Martina avanzó tímidamente hundiendo sus pies en la nieve blanda. Envuelta en bufandas y tejidos repasaba el camino recorrido hacía una hora mientras regresaba de escuchar misa. Sumida en sus pensamientos no se dio cuenta del momento en el que perdió a Céfiro, su pequeño perro y fiel compañero, pero lo cierto es que el pobrecito la esperaría temblando perdido en algún rincón del desierto blanco.

Mientras el viento se clavaba en sus mejillas, la anciana Martina, de cuerpo pequeño, recordó las preocupaciones que distrajeron su mente una hora atrás. Con su avanzada edad y sus fuerzas flaqueando, ya no podía acarrear la leña ni revisar las trampas, como lo hacía antaño.

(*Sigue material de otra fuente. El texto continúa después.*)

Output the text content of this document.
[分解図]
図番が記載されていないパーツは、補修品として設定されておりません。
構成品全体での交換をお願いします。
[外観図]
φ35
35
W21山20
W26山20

Cocinar todavía estaba a su alcance y, al menos, disfrutaba hacerlo. “Nada mejor que una liebre estofada en una noche helada” –le decía Céfiro con la mirada. ¡Y vaya que tenía razón!

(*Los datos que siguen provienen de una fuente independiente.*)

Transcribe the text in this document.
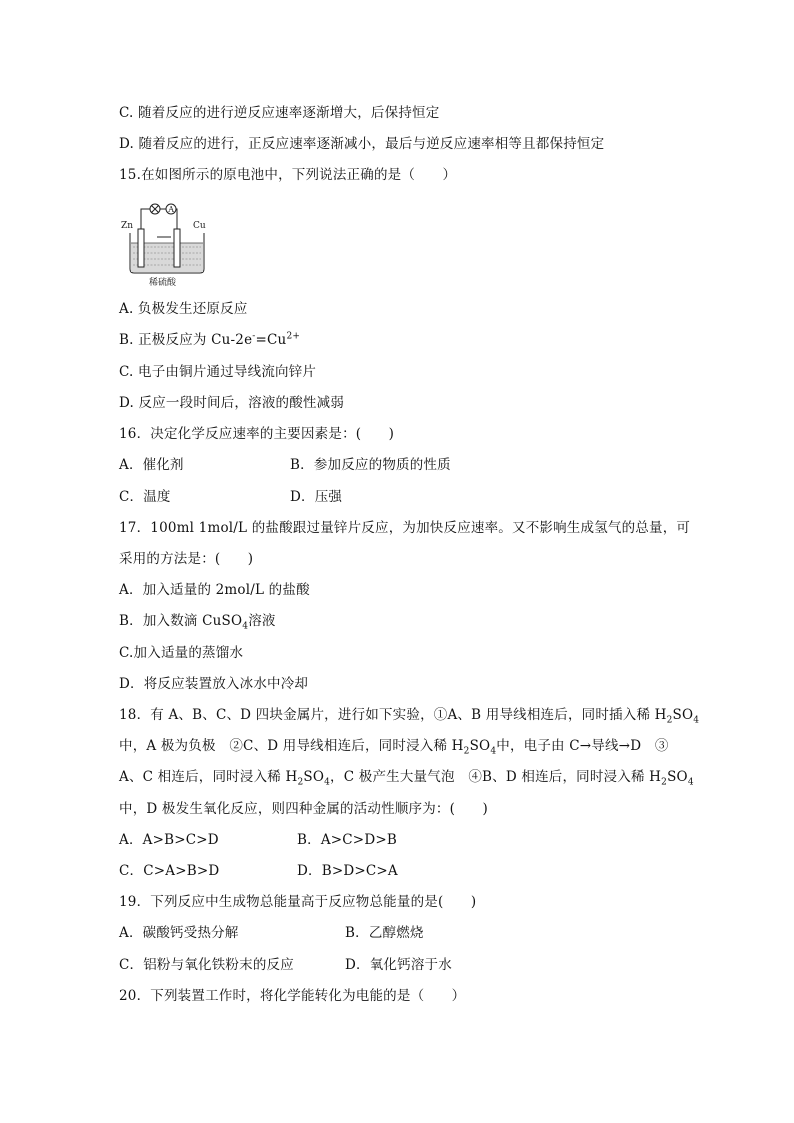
C. 随着反应的进行逆反应速率逐渐增大，后保持恒定
D. 随着反应的进行，正反应速率逐渐减小，最后与逆反应速率相等且都保持恒定
15.在如图所示的原电池中，下列说法正确的是（　　）
A
Zn	Cu
稀硫酸
A. 负极发生还原反应
B. 正极反应为 $Cu-2e^-=Cu^{2+}$
C. 电子由铜片通过导线流向锌片
D. 反应一段时间后，溶液的酸性减弱
16．决定化学反应速率的主要因素是：(　　)
A．催化剂	B．参加反应的物质的性质
C．温度	D．压强
17．100ml 1mol/L 的盐酸跟过量锌片反应，为加快反应速率。又不影响生成氢气的总量，可
采用的方法是：(　　)
A．加入适量的 2mol/L 的盐酸
B．加入数滴 CuSO$_4$溶液
C.加入适量的蒸馏水
D．将反应装置放入冰水中冷却
18．有 A、B、C、D 四块金属片，进行如下实验，①A、B 用导线相连后，同时插入稀 $H_2SO_4$
中，A 极为负极　②C、D 用导线相连后，同时浸入稀 $H_2SO_4$中，电子由 C→导线→D　③
A、C 相连后，同时浸入稀 $H_2SO_4$，C 极产生大量气泡　④B、D 相连后，同时浸入稀 $H_2SO_4$
中，D 极发生氧化反应，则四种金属的活动性顺序为：(　　)
A．A>B>C>D	B．A>C>D>B
C．C>A>B>D	D．B>D>C>A
19．下列反应中生成物总能量高于反应物总能量的是(　　)
A．碳酸钙受热分解	B．乙醇燃烧
C．铝粉与氧化铁粉末的反应	D．氧化钙溶于水
20．下列装置工作时，将化学能转化为电能的是（　　）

Frotó sus manos bajo los guantes de piel de alce. ¡Tenía tanto frío!

Mientras miraba a su alrededor no pudo dejar de imaginarse ya de vuelta en su pequeña cabaña, junto a su fiel compañero, recuperándose al calor del fuego. Una vez repuestos, retomaría su lectura en voz alta y Céfiro la escucharía con atención sin mover sus bigotes.

La vejez, la soledad y la pobreza no son un trío bienvenido; sin embargo y aunque nunca les abrió las puertas, se habían instalado hacía tiempo entre las cuatro paredes de su casa.

Se apoyó sobre un tronco a descansar su fatiga y mientras recuperaba fuerzas sintió una ligera presión sobre su pie derecho. Algo había asomado de un hueco en la base de aquel árbol muerto y cuando bajo la vista ya no pudo ver nada. Se agachó con mucho esfuerzo y acercó su cara a la oscuro escondite. En ese instante creyó ver algo entre las sombras y antes de que pudiera reaccionar sintió la húmeda lengua de Céfiro sobre su nariz. Martina y su perro se habían reencontrado por casualidad, como una rara concesión de la vida que aún le deparaba otra sorpresa.

Cuando sus manos rugosas ayudaban a su compañero a salir, palparon una saco de piel conteniendo algo muy pesado. Ante la mirada curiosa de Céfiro, la mujer desató un saco conteniendo algunas decenas de monedas doradas que iluminaron su rostro.

Esa noche, para celebrar, hubo doble ración.

Escrito por ChristianEricLavinProsen el 27/08/08.